Depuis quelques décennies, la démographie nationale et régionale est marquée par un phénomène qualifié de périurbanisation. De nombreux Français, souvent des couples avec ou sans enfants, travaillent au cœur des unités urbaines mais vont s’installer en proche périphérie ou dans les villages et les campagnes aux alentours. L’installation de ménages en périphérie des unités urbaines a pour conséquence un étalement urbain avec un nombre croissant de communes de banlieue. On peut penser à la commune de Vœuil-et-Giget devenue banlieue d’Angoulême. De même, l’installation de nombreux ménages dans des villages non loin de grandes unités urbaines transforment ces villages en petite unité urbaine : par exemple, la commune de Nouaillé-Maupertuis, près de Poitiers. Il était donc nécessaire de revoir les unités urbaines afin de bien appréhender les frontières entre urbain et rural qui évoluent rapidement au fil du temps.

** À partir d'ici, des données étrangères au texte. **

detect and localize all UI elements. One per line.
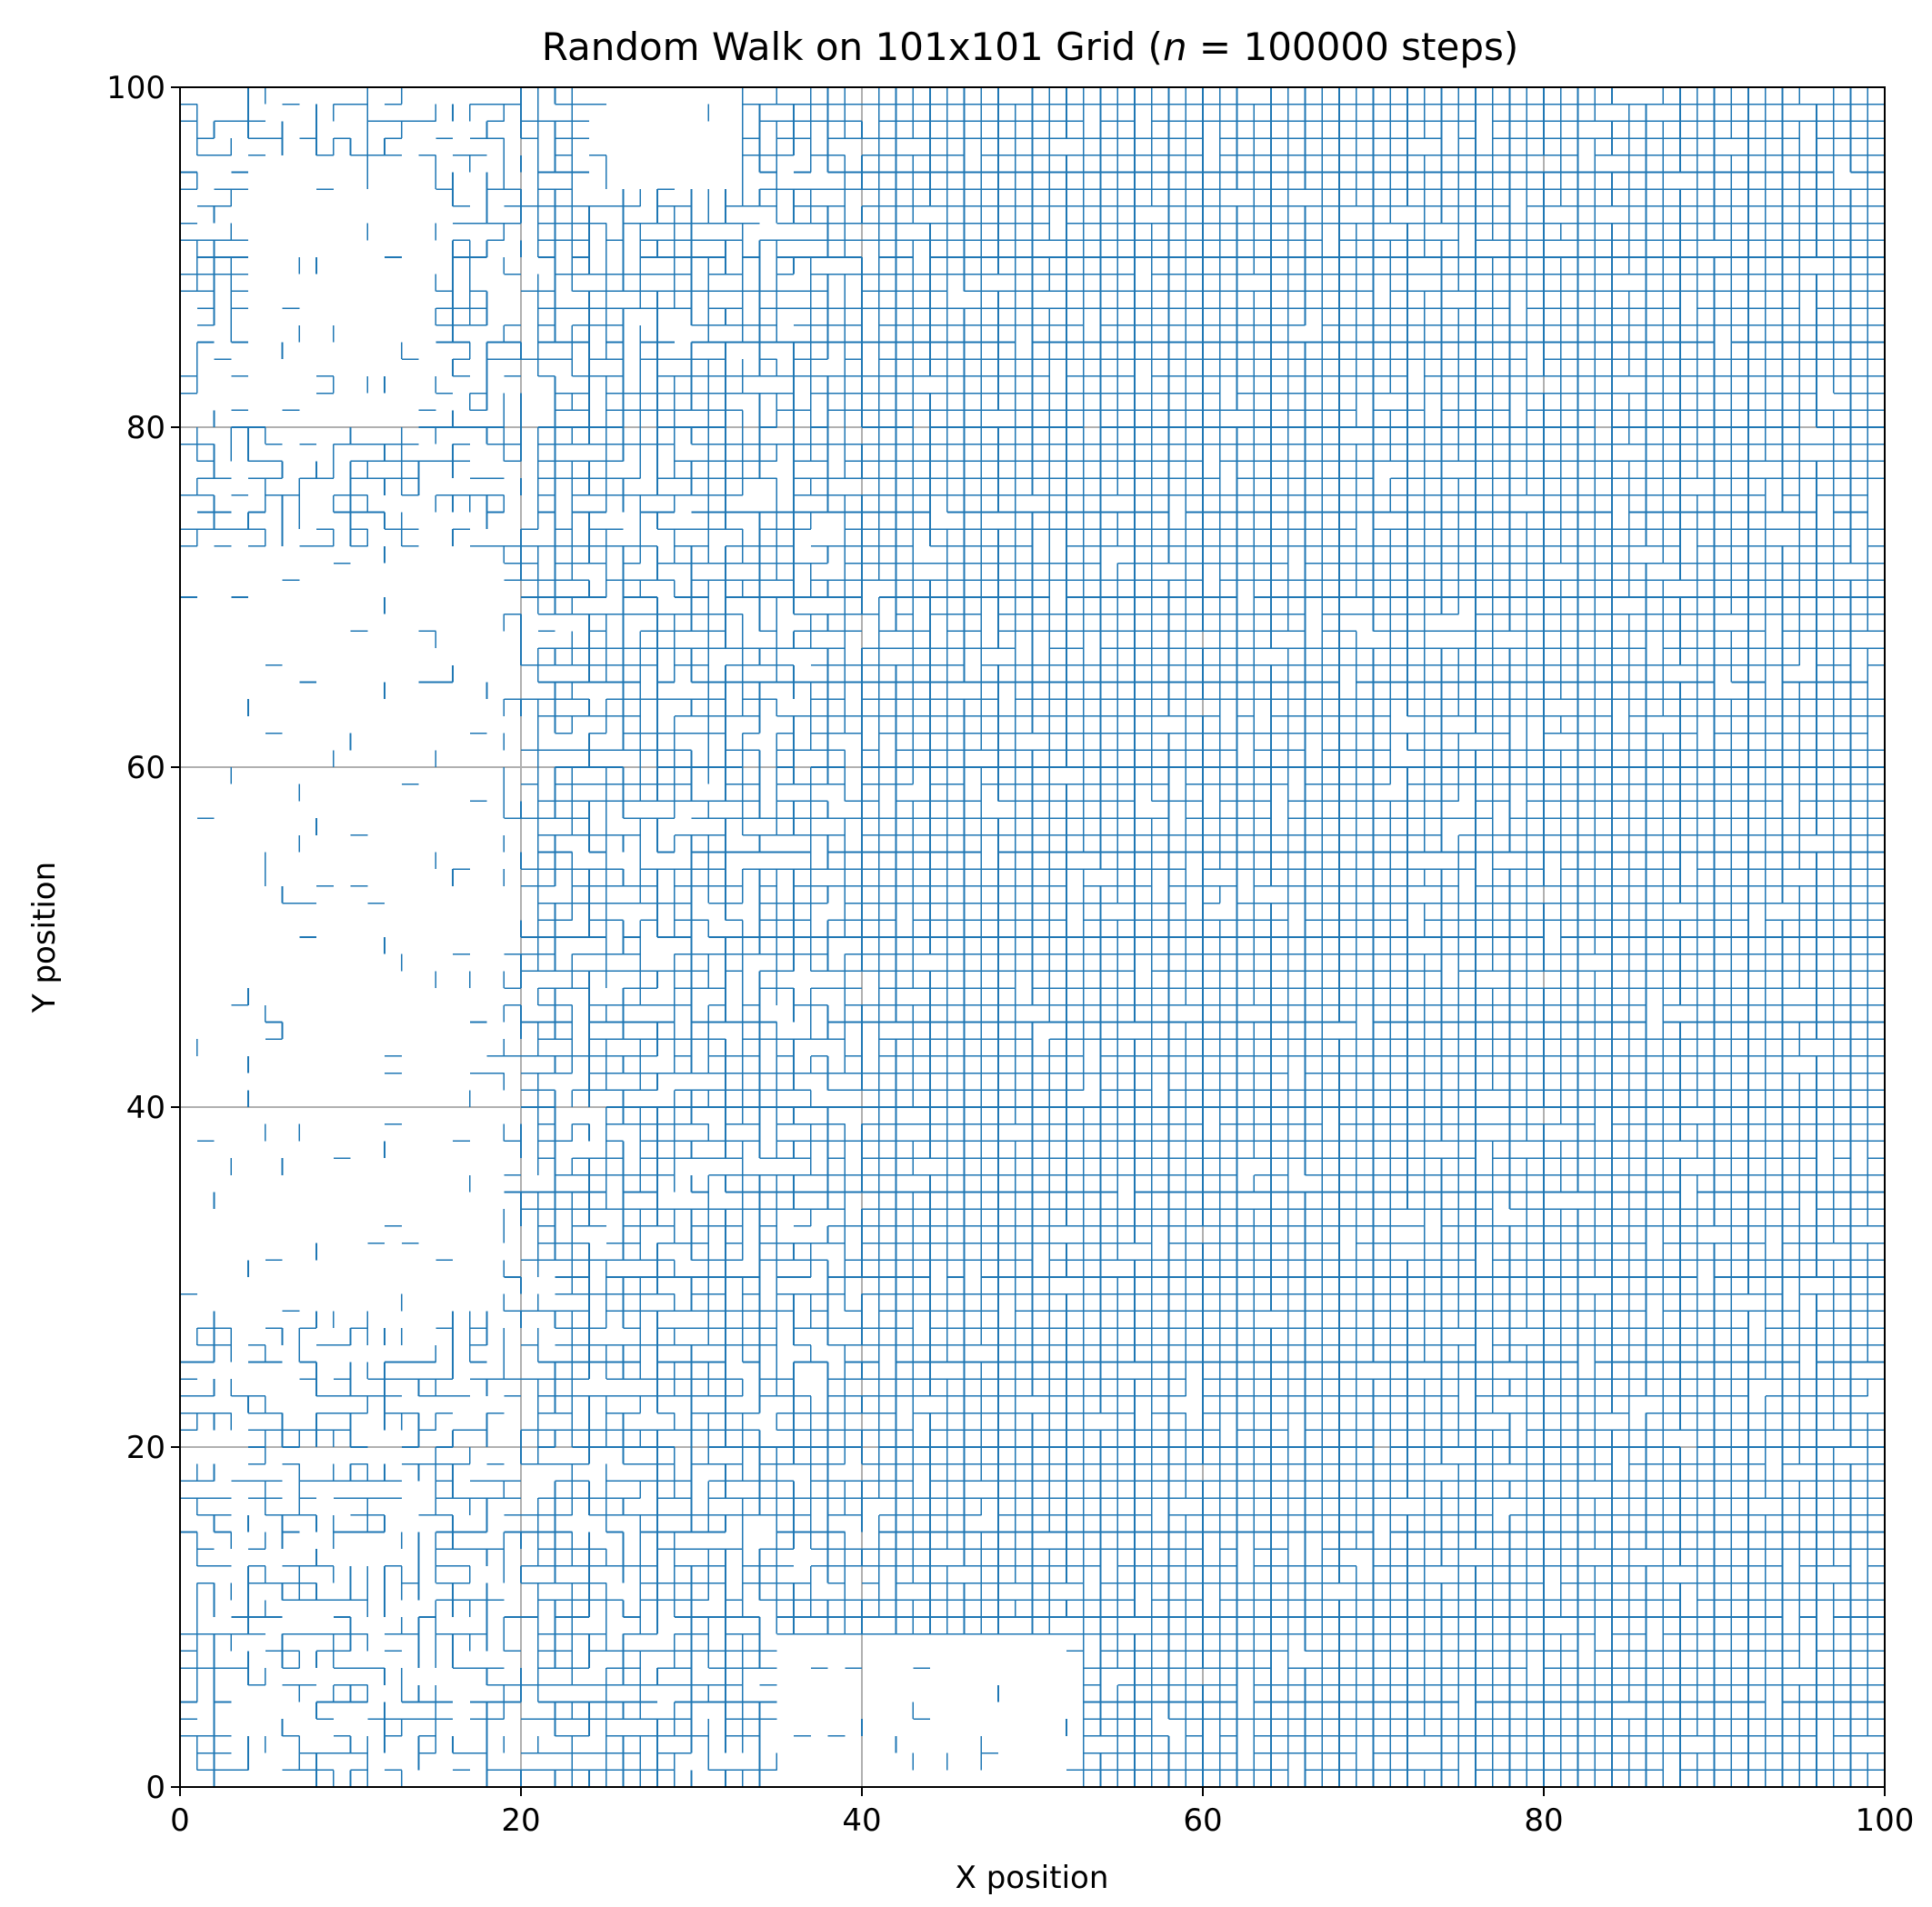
axis-ticks: 0 20 40 60 80 100 0 20 40 60 80 100 — [106, 70, 1914, 1839]
y-tick-label: 80 — [126, 410, 165, 446]
y-tick-label: 40 — [126, 1090, 165, 1126]
x-tick-label: 60 — [1183, 1802, 1222, 1839]
axes-frame — [179, 86, 1886, 1788]
y-tick-label: 60 — [126, 750, 165, 786]
y-axis-label: Y position — [26, 862, 63, 1013]
x-axis-label: X position — [956, 1860, 1109, 1896]
x-tick-label: 20 — [501, 1802, 540, 1839]
x-tick-label: 100 — [1856, 1802, 1915, 1839]
x-tick-label: 40 — [842, 1802, 881, 1839]
x-tick-label: 80 — [1524, 1802, 1563, 1839]
y-tick-label: 20 — [126, 1430, 165, 1466]
chart-title: Random Walk on 101x101 Grid (n = 100000 … — [542, 25, 1519, 69]
x-tick-label: 0 — [170, 1802, 190, 1839]
y-tick-label: 0 — [145, 1770, 165, 1806]
y-tick-label: 100 — [106, 70, 165, 106]
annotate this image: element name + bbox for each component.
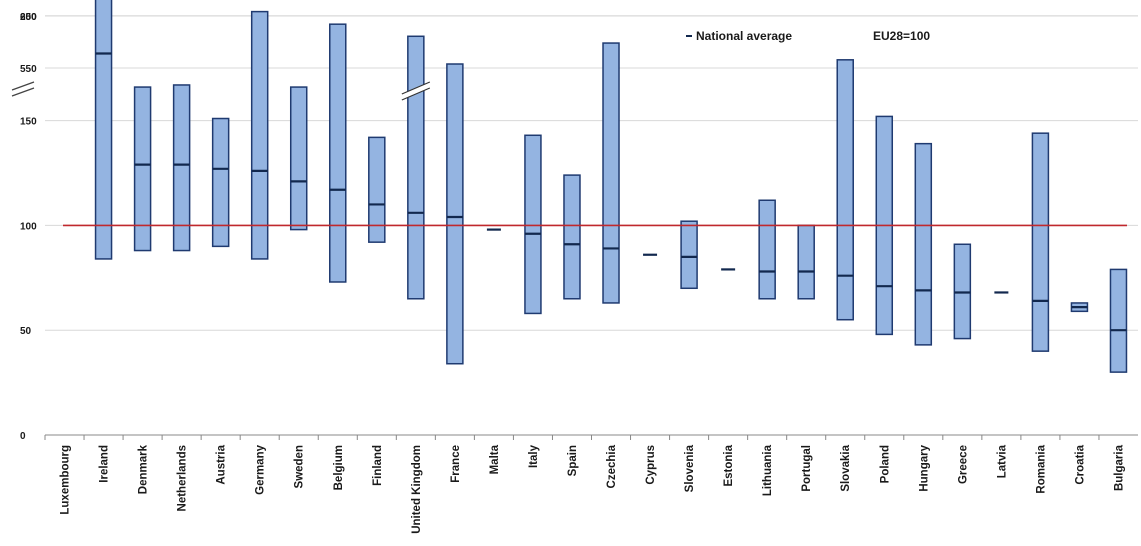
category-label: Croatia [1074, 444, 1086, 484]
category-label: Slovenia [684, 444, 696, 492]
range-bar [1031, 132, 1050, 352]
range-bars [94, 0, 1128, 373]
y-tick-label: 100 [20, 221, 37, 232]
range-bar [407, 35, 425, 300]
range-bar [602, 42, 620, 304]
category-label: Hungary [918, 444, 930, 491]
category-label: Estonia [723, 444, 735, 486]
range-bar [836, 59, 854, 321]
range-bar [289, 86, 308, 231]
y-tick-label: 0 [20, 431, 26, 442]
category-label: Cyprus [645, 445, 657, 485]
category-label: France [450, 445, 462, 483]
bar-break-mark [401, 81, 431, 101]
category-label: Netherlands [177, 445, 189, 511]
range-bar [524, 134, 542, 315]
range-bar [172, 84, 191, 252]
national-average-markers [95, 52, 1127, 332]
range-bar [563, 174, 581, 300]
legend-marker-label: National average [696, 29, 792, 43]
category-label: Slovakia [840, 444, 852, 491]
axis-break-mark [11, 81, 35, 91]
category-label: Portugal [801, 445, 813, 492]
category-label: Germany [255, 444, 267, 494]
category-label: Luxembourg [60, 445, 72, 515]
range-bar [250, 10, 269, 260]
category-label: Lithuania [762, 444, 774, 496]
category-label: Malta [489, 444, 501, 474]
category-label: Romania [1035, 444, 1047, 493]
gridlines [44, 15, 1138, 440]
y-tick-label: 650 [20, 12, 37, 23]
category-label: Belgium [333, 445, 345, 490]
category-label: Poland [879, 445, 891, 483]
category-label: Spain [567, 445, 579, 476]
y-tick-label: 150 [20, 117, 37, 128]
category-label: United Kingdom [411, 445, 423, 534]
y-axis: 050100150200250300550650 [11, 12, 37, 442]
range-bar [368, 136, 386, 243]
range-bar [446, 63, 464, 365]
category-label: Italy [528, 444, 540, 468]
category-label: Ireland [99, 445, 111, 483]
range-bar [758, 199, 776, 300]
legend-note: EU28=100 [873, 29, 930, 43]
category-label: Greece [957, 445, 969, 484]
range-bar [329, 23, 347, 283]
range-bar [133, 86, 152, 252]
y-tick-label: 200 [20, 12, 37, 23]
range-bar [1109, 268, 1128, 373]
category-label: Sweden [294, 445, 306, 488]
category-label: Czechia [606, 444, 618, 488]
category-label: Denmark [138, 444, 150, 494]
category-label: Finland [372, 445, 384, 486]
range-bar [680, 220, 698, 290]
category-label: Bulgaria [1113, 444, 1125, 491]
range-bar [797, 224, 815, 300]
y-tick-label: 550 [20, 64, 37, 75]
range-bar [94, 0, 113, 260]
y-tick-label: 50 [20, 326, 32, 337]
range-bar [211, 117, 230, 248]
legend: National average EU28=100 [686, 29, 930, 43]
category-label: Latvia [996, 444, 1008, 478]
range-bar [914, 142, 933, 346]
x-axis-labels: Luxembourg Ireland Denmark Netherlands Austr… [60, 444, 1126, 533]
axis-break-mark [11, 87, 35, 97]
category-label: Austria [216, 444, 228, 484]
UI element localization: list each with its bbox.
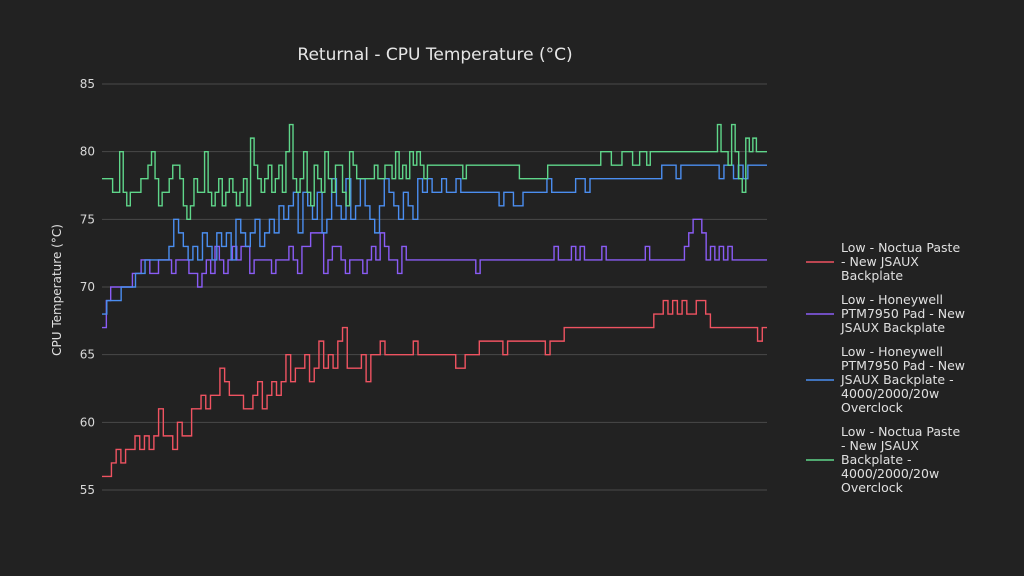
y-tick-label: 85 xyxy=(80,77,95,91)
legend-item-3[interactable]: Low - Honeywell PTM7950 Pad - New JSAUX Ba… xyxy=(806,344,965,415)
y-axis-title: CPU Temperature (°C) xyxy=(50,224,64,356)
plot-area xyxy=(102,123,767,478)
y-tick-label: 75 xyxy=(80,212,95,226)
series-line-1 xyxy=(102,299,767,478)
y-tick-label: 60 xyxy=(80,415,95,429)
legend[interactable]: Low - Noctua Paste - New JSAUX Backplate Lo… xyxy=(806,240,965,495)
legend-item-1[interactable]: Low - Noctua Paste - New JSAUX Backplate xyxy=(806,240,960,283)
series-line-4 xyxy=(102,123,767,221)
y-tick-label: 70 xyxy=(80,280,95,294)
y-tick-label: 55 xyxy=(80,483,95,497)
chart-title: Returnal - CPU Temperature (°C) xyxy=(297,45,572,65)
legend-label: Low - Noctua Paste - New JSAUX Backplate xyxy=(841,240,960,283)
y-tick-label: 65 xyxy=(80,348,95,362)
legend-label: Low - Honeywell PTM7950 Pad - New JSAUX Ba… xyxy=(840,344,965,415)
legend-item-2[interactable]: Low - Honeywell PTM7950 Pad - New JSAUX Ba… xyxy=(806,292,965,335)
y-tick-labels: 55 60 65 70 75 80 85 xyxy=(80,77,95,497)
y-tick-label: 80 xyxy=(80,145,95,159)
legend-label: Low - Honeywell PTM7950 Pad - New JSAUX Ba… xyxy=(840,292,965,335)
series-line-3 xyxy=(102,164,767,315)
legend-item-4[interactable]: Low - Noctua Paste - New JSAUX Backplate -… xyxy=(806,424,960,495)
legend-label: Low - Noctua Paste - New JSAUX Backplate -… xyxy=(841,424,960,495)
series-line-2 xyxy=(102,218,767,329)
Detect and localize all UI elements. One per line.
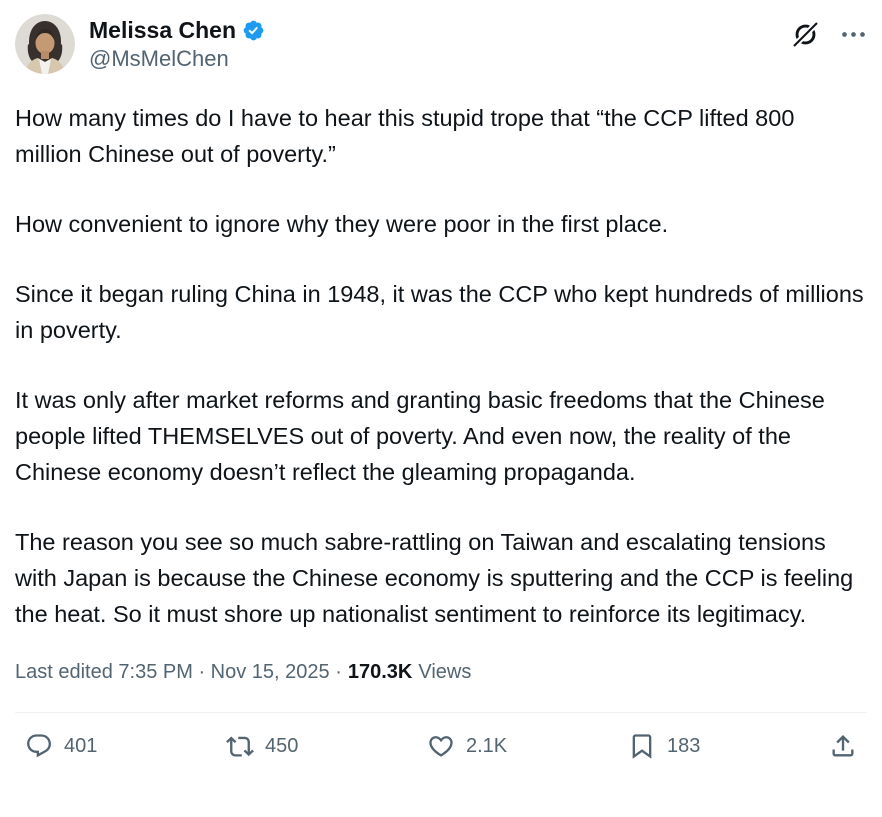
repost-group: 450	[226, 732, 427, 760]
like-group: 2.1K	[427, 732, 628, 760]
repost-icon	[226, 736, 254, 757]
repost-count: 450	[265, 735, 299, 757]
display-name[interactable]: Melissa Chen	[89, 17, 236, 43]
tweet-meta: Last edited 7:35 PM · Nov 15, 2025 · 170…	[15, 659, 867, 686]
reply-group: 401	[25, 732, 226, 760]
tweet-paragraph: How convenient to ignore why they were p…	[15, 211, 669, 237]
like-button[interactable]: 2.1K	[427, 732, 507, 760]
bookmark-button[interactable]: 183	[628, 732, 700, 760]
verified-badge-icon	[242, 19, 265, 42]
bookmark-group: 183	[628, 732, 829, 760]
share-icon	[832, 735, 854, 757]
repost-button[interactable]: 450	[226, 732, 298, 760]
more-button[interactable]	[840, 21, 867, 48]
tweet-paragraph: How many times do I have to hear this st…	[15, 105, 795, 167]
share-button[interactable]	[829, 732, 857, 760]
tweet-paragraph: It was only after market reforms and gra…	[15, 387, 825, 485]
tweet-header: Melissa Chen @MsMelChen	[15, 14, 867, 74]
avatar-image	[15, 14, 75, 74]
user-handle[interactable]: @MsMelChen	[89, 46, 229, 71]
header-actions	[791, 14, 867, 49]
bookmark-count: 183	[667, 735, 701, 757]
tweet-text: How many times do I have to hear this st…	[15, 100, 867, 632]
share-group	[829, 732, 857, 760]
views-label: Views	[418, 661, 472, 683]
views-count: 170.3K	[347, 661, 413, 683]
like-heart-icon	[429, 736, 453, 757]
grok-actions-button[interactable]	[791, 20, 820, 49]
grok-slashed-circle-icon	[791, 20, 820, 49]
user-names: Melissa Chen @MsMelChen	[89, 14, 265, 72]
reply-button[interactable]: 401	[25, 732, 97, 760]
tweet-paragraph: The reason you see so much sabre-rattlin…	[15, 529, 854, 627]
tweet-paragraph: Since it began ruling China in 1948, it …	[15, 281, 864, 343]
avatar[interactable]	[15, 14, 75, 74]
reply-count: 401	[64, 735, 98, 757]
edited-timestamp: Last edited 7:35 PM · Nov 15, 2025 ·	[15, 661, 342, 683]
action-bar: 401 450 2.1K 183	[15, 713, 867, 779]
like-count: 2.1K	[466, 735, 508, 757]
reply-icon	[27, 734, 51, 758]
more-dots-icon	[842, 32, 865, 37]
divider	[15, 712, 867, 713]
bookmark-icon	[632, 734, 652, 759]
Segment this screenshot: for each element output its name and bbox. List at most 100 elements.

Un autre zonage concernant l’influence des grandes villes existe : l'aire urbaine. Dans ce cas, l’influence est mesurée au travers des déplacements domicile-travail. Les aires urbaines seront révisées en octobre 2011.

Sources

Appréhender l’urbain et le rural, plusieurs méthodes

Le code général des collectivités territoriales donne, dans l’article D. 3334-8-1, une définition des communes rurales. En métropole, sont considérées comme telles, les communes suivantes :

- les communes dont la population n'excède pas 2 000 habitants

- les communes dont la population est supérieure à 2 000 habitants et n'excède pas 5 000 habitants, si elles n'appartiennent pas à une unité urbaine ou si elles appartiennent à une unité urbaine dont la population n'excède pas 5 000 habitants.

Le préfet fixe par arrêté la liste des communes rurales dans le département à partir de cette définition.

Une commune rurale au sens de ce texte de loi peut faire partie d’une unité urbaine. Par exemple la commune de Biard fait partie de l’unité urbaine de Poitiers du fait de la continuité du bâti, mais compte moins de 2 000 habitants. Biard est donc une commune rurale pour le code général des collectivités territoriales. En revanche, Biard n’est pas rurale au sens des unités urbaines. Dans la région, une centaine de communes rurales au sens du code général des collectivités territoriales appartiennent à des unités urbaines.

À l’inverse une commune peut être rurale au sens des unités urbaines mais ne pas l’être au sens du code général des collectivités territoriales. Il s’agit d’une commune de plus de 5 000 habitants mais avec des discontinuités du bâti ne permettant pas son classement dans une unité urbaine. Le seul cas de la région semble être la commune de Champniers (16).

Note

Prenons l’exemple de Naintré : on parle d’unité urbaine absorbée (ou commune urbaine absorbée) car en 1999, Naintré était une unité urbaine et Châtellerault en était une autre. Entre 1999 et 2007 des bâtiments se sont construits entre ces unités urbaines de telle sorte qu’il n’y ait plus qu’une seule unité urbaine (moins de 200 mètres entre deux bâtiments les plus proches). Châtellerault étant la plus grande commune de cette nouvelle unité urbaine, on garde le nom de Châtellerault pour parler de cette nouvelle unité urbaine.